Never before has the illustrations completely dissipated my interest in a game, and the funny thing is that wherever I look I see nothing but praise for the depictions of the vapid Poseurs of Kilforth – even people who dislike the game rave about the artwork. I’m baffled.

The landscapes and buildings are great. It’s evident that the artist responsible is a very competent illustrator, but it’s not the execution that is the problem, it’s the subject matter. Or the complete lack thereof. Specifically when it comes to the depictions of the people of Kilforth. Sure, there’s the odd dwarf and a few monsters, but for the most part these people are dolls in glossy, sensuous opera costumes.

These people are adventurers? No way! They are passive, dressed up, made up, retouched and processed. Their eyes are anxious to look into the camera. The backgrounds feel like backdrops and invoke a sense of department store glamour. Their weapons look like movie props. These men and women would look more at home half-naked in an underwear ad or on the cover of a fashion magazine.

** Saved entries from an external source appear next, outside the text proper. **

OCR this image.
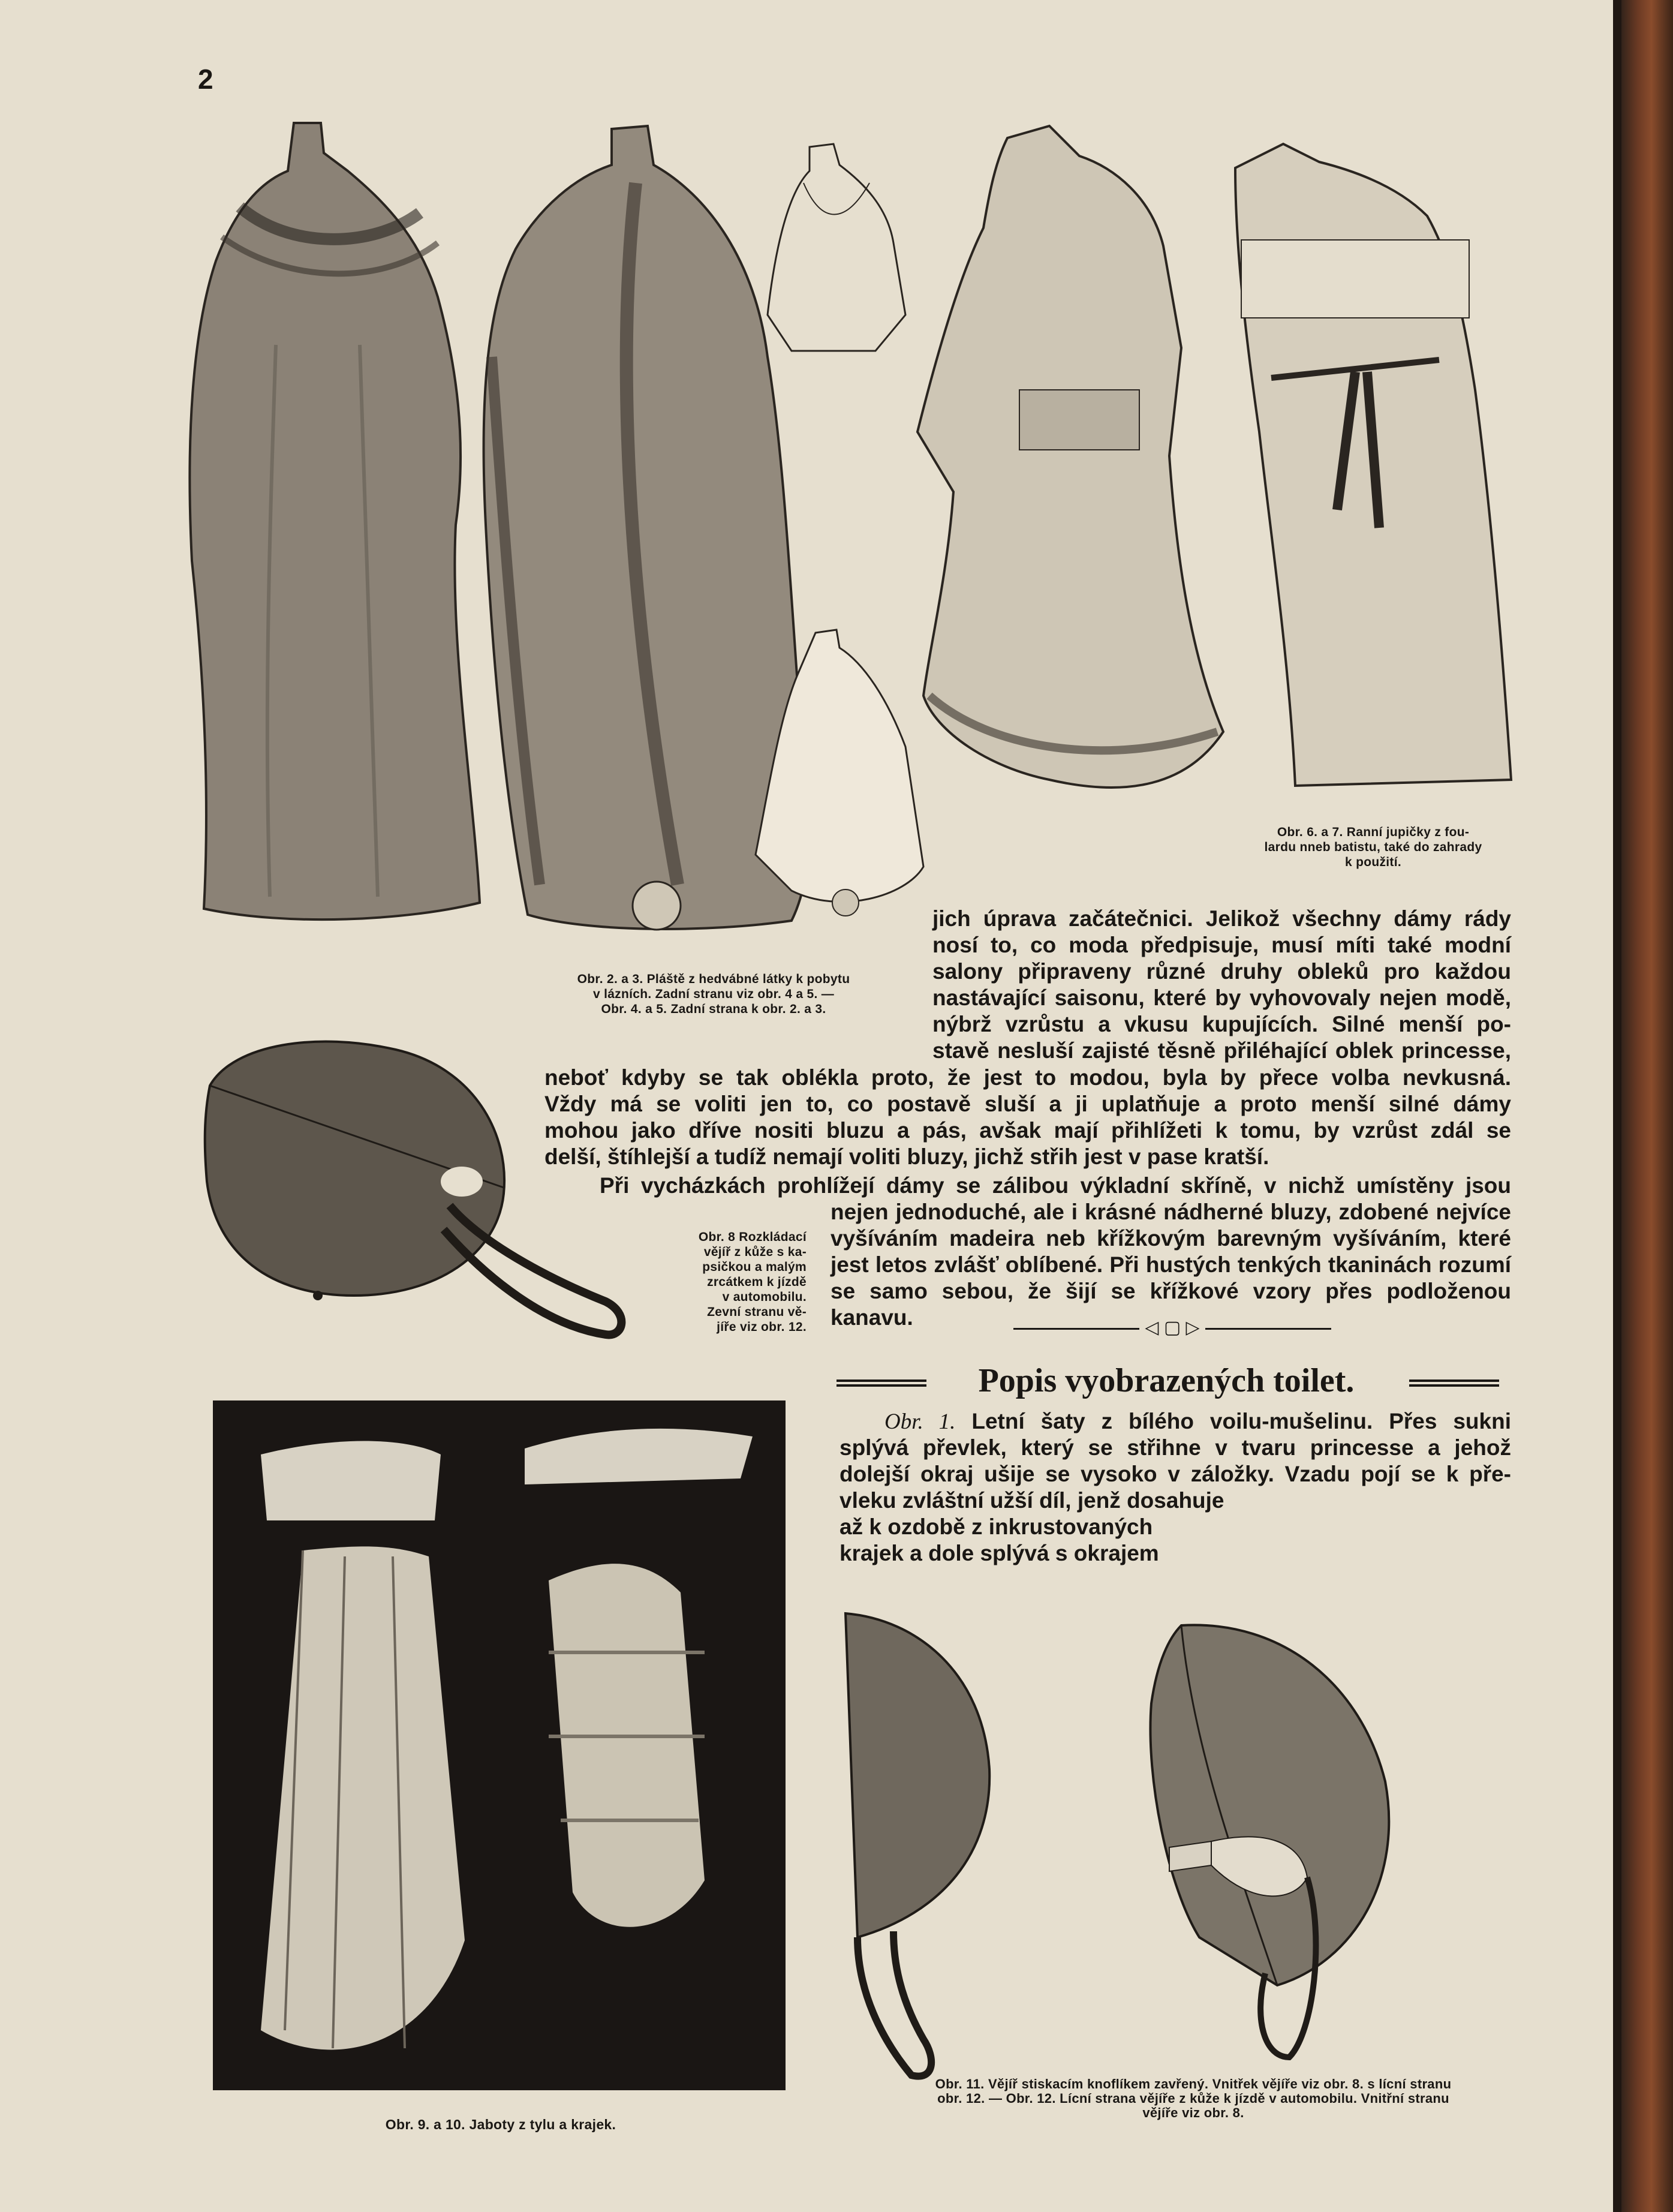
2
Obr. 2. a 3. Pláště z hedvábné látky k pobytu
v lázních. Zadní stranu viz obr. 4 a 5. —
Obr. 4. a 5. Zadní strana k obr. 2. a 3.
Obr. 6. a 7. Ranní jupičky z fou-
lardu nneb batistu, také do zahrady
k použití.
jich úprava začátečnici. Jelikož všechny dámy rády
nosí to, co moda předpisuje, musí míti také modní
salony připraveny různé druhy obleků pro každou
nastávající saisonu, které by vyhovovaly nejen modě,
nýbrž vzrůstu a vkusu kupujících. Silné menší po-
stavě nesluší zajisté těsně přiléhající oblek princesse,
Obr. 8 Rozkládací
vějíř z kůže s ka-
psičkou a malým
zrcátkem k jízdě
v automobilu.
Zevní stranu vě-
jíře viz obr. 12.
neboť kdyby se tak oblékla proto, že jest to modou, byla by přece volba nevkusná.
Vždy má se voliti jen to, co postavě sluší a ji uplatňuje a proto menší silné dámy
mohou jako dříve nositi bluzu a pás, avšak mají přihlížeti k tomu, by vzrůst zdál se
delší, štíhlejší a tudíž nemají voliti bluzy, jichž střih jest v pase kratší.
Při vycházkách prohlížejí dámy se zálibou výkladní skříně, v nichž umístěny jsou
nejen jednoduché, ale i krásné nádherné bluzy, zdobené nejvíce
vyšíváním madeira neb křížkovým barevným vyšíváním, které
jest letos zvlášť oblíbené. Při hustých tenkých tkaninách rozumí
se samo sebou, že šijí se křížkové vzory přes podloženou kanavu.	◁ ▢ ▷
Popis vyobrazených toilet.
Obr. 1. Letní šaty z bílého voilu-mušelinu. Přes sukni
splývá převlek, který se střihne v tvaru princesse a jehož
dolejší okraj ušije se vysoko v záložky. Vzadu pojí se k pře-
vleku zvláštní užší díl, jenž dosahuje
až k ozdobě z inkrustovaných
krajek a dole splývá s okrajem
Obr. 9. a 10. Jaboty z tylu a krajek.
Obr. 11. Vějíř stiskacím knoflíkem zavřený. Vnitřek vějíře viz obr. 8. s lícní stranu
obr. 12. — Obr. 12. Lícní strana vějíře z kůže k jízdě v automobilu. Vnitřní stranu
vějíře viz obr. 8.
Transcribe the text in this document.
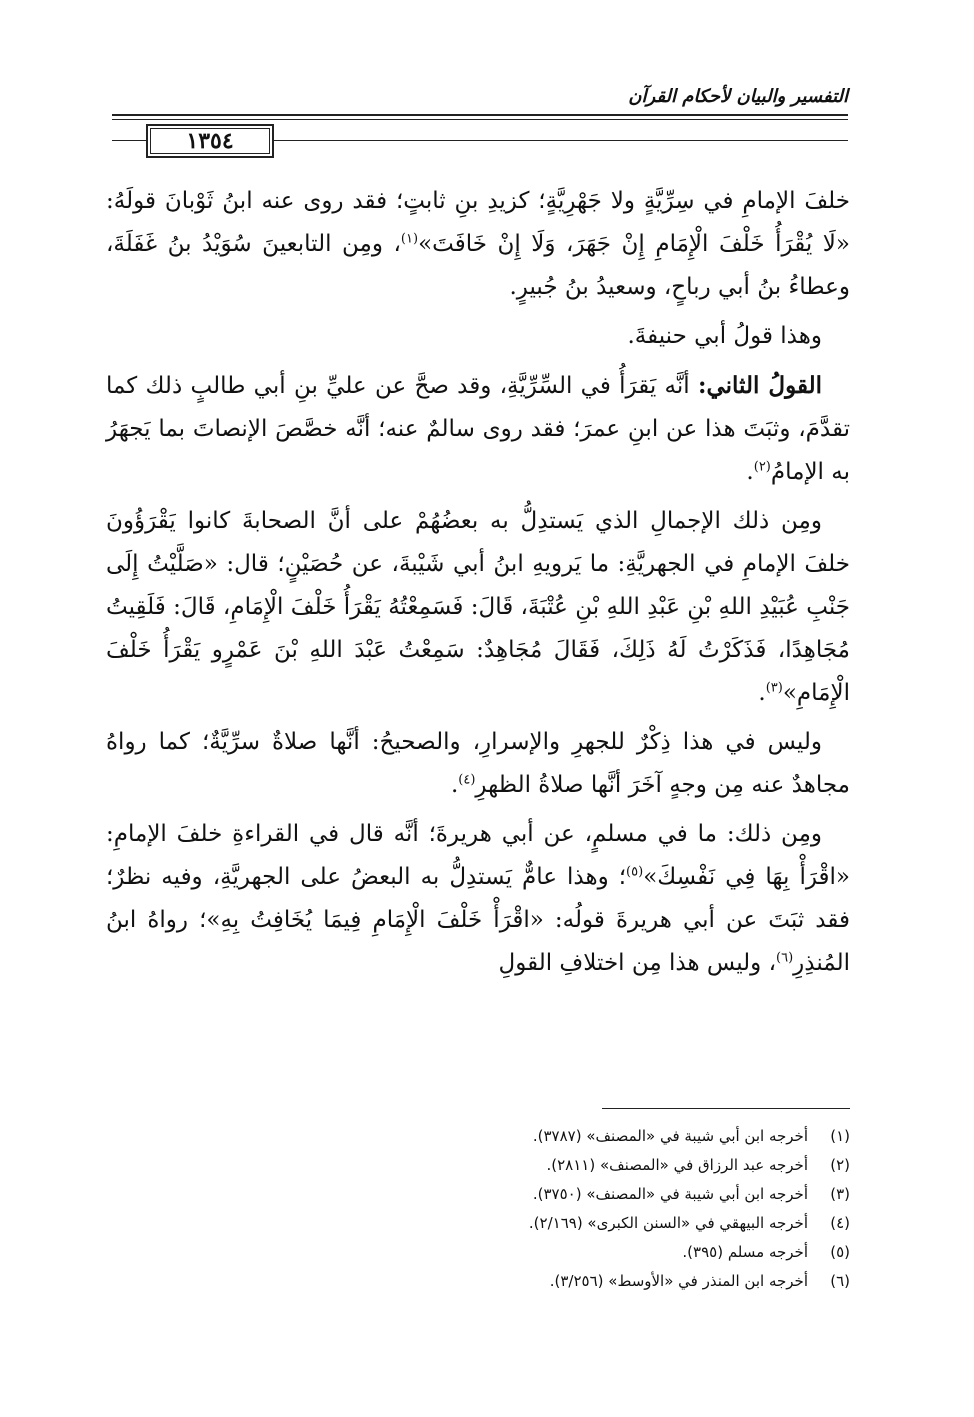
التفسير والبيان لأحكام القرآن
١٣٥٤

خلفَ الإمامِ في سِرِّيَّةٍ ولا جَهْرِيَّةٍ؛ كزيدِ بنِ ثابتٍ؛ فقد روى عنه ابنُ ثَوْبانَ قولَهُ: «لَا يُقْرَأُ خَلْفَ الْإِمَامِ إِنْ جَهَرَ، وَلَا إِنْ خَافَتَ»$^{(١)}$، ومِن التابعينَ سُوَيْدُ بنُ غَفَلَةَ، وعطاءُ بنُ أبي رباحٍ، وسعيدُ بنُ جُبيرٍ.

وهذا قولُ أبي حنيفةَ.

القولُ الثاني: أنَّه يَقرَأُ في السِّرِّيَّةِ، وقد صحَّ عن عليِّ بنِ أبي طالبٍ ذلك كما تقدَّمَ، وثبَتَ هذا عن ابنِ عمرَ؛ فقد روى سالمٌ عنه؛ أنَّه خصَّصَ الإنصاتَ بما يَجهَرُ به الإمامُ$^{(٢)}$.

ومِن ذلك الإجمالِ الذي يَستدِلُّ به بعضُهُمْ على أنَّ الصحابةَ كانوا يَقْرَؤُونَ خلفَ الإمامِ في الجهريَّةِ: ما يَرويهِ ابنُ أبي شَيْبةَ، عن حُصَيْنٍ؛ قال: «صَلَّيْتُ إِلَى جَنْبِ عُبَيْدِ اللهِ بْنِ عَبْدِ اللهِ بْنِ عُتْبَةَ، قَالَ: فَسَمِعْتُهُ يَقْرَأُ خَلْفَ الْإِمَامِ، قَالَ: فَلَقِيتُ مُجَاهِدًا، فَذَكَرْتُ لَهُ ذَلِكَ، فَقَالَ مُجَاهِدٌ: سَمِعْتُ عَبْدَ اللهِ بْنَ عَمْرٍو يَقْرَأُ خَلْفَ الْإِمَامِ»$^{(٣)}$.

وليس في هذا ذِكْرٌ للجهرِ والإسرارِ، والصحيحُ: أنَّها صلاةٌ سرِّيَّةٌ؛ كما رواهُ مجاهدٌ عنه مِن وجهٍ آخَرَ أنَّها صلاةُ الظهرِ$^{(٤)}$.

ومِن ذلك: ما في مسلمٍ، عن أبي هريرةَ؛ أنَّه قال في القراءةِ خلفَ الإمامِ: «اقْرَأْ بِهَا فِي نَفْسِكَ»$^{(٥)}$؛ وهذا عامٌّ يَستدِلُّ به البعضُ على الجهريَّةِ، وفيه نظرٌ؛ فقد ثبَتَ عن أبي هريرةَ قولُه: «اقْرَأْ خَلْفَ الْإِمَامِ فِيمَا يُخَافِتُ بِهِ»؛ رواهُ ابنُ المُنذِرِ$^{(٦)}$، وليس هذا مِن اختلافِ القولِ

(١)
أخرجه ابن أبي شيبة في «المصنف» (٣٧٨٧).
(٢)
أخرجه عبد الرزاق في «المصنف» (٢٨١١).
(٣)
أخرجه ابن أبي شيبة في «المصنف» (٣٧٥٠).
(٤)
أخرجه البيهقي في «السنن الكبرى» (٢/١٦٩).
(٥)
أخرجه مسلم (٣٩٥).
(٦)
أخرجه ابن المنذر في «الأوسط» (٣/٢٥٦).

While looking through the cards I half expect flavor texts like “Pout! And hold that sword higher!” or “That dagger is PERFECT with your earrings!” These people look so detached that the game could as well have been completely abstract. They seem very far removed from the theme and the story, the action and the suspense. I thought this was supposed to be a fantasy quest game, not Dark Ages – High Fashion, the new expansion for Prêt-à-Porter.

These hunks and hair models look completely out of place. They don’t look like they could get the job done. But that’s not the worst of it. If we remove the game mechanisms and the story and the theme and just look at the images in isolation, they are pictures of generic, streamlined, shallow beauty, and of shallow ideals. Kens and Barbies, some of them. Girls with lip gloss and leather armor. Others are weathered, potent men who help selling shaving cream when they don’t pose for fantasy art.

Hollywood actors are dressed and styled to look like they come from a different time or a different place. The denizens of Kilforth look like they try to look like Hollywood actors. I suppose their job is to convince me, involve me and engage me, to make the land of Kilforth come alive. But these soulless mannequins are so obviously steeped in the superficialities of contemporary marketing that they can’t take me to a different time and place.

“[F]antasy with a gothic edge” it says on the box. Very edgy indeed.

I turned a game down because of its looks. I guess that makes me as shallow as the Poseurs of Kilforth, but it’s the Golden Age of Gaming and I can allow myself to be picky. I’ve put the box away now, but a faint whiff of hairspray seems to linger in the air, and there’s a glowing afterimage on my retinas, a silhouette; could it be the telltale blur of a green-screen?

4 Responses

  1. What about the gameplay, did you play the game ?!? Can you tell us more about how the game itself plays out…

    • For that you’d have to look for a review 🙂

      I hope the text made it clear that I didn’t play the game.

  2. Having finished reading the first paragraph of your comments, I bookmarked your site.
    I wondered like you how come that everybody commends the artist for the pictures and nobody sees what I think is obvious.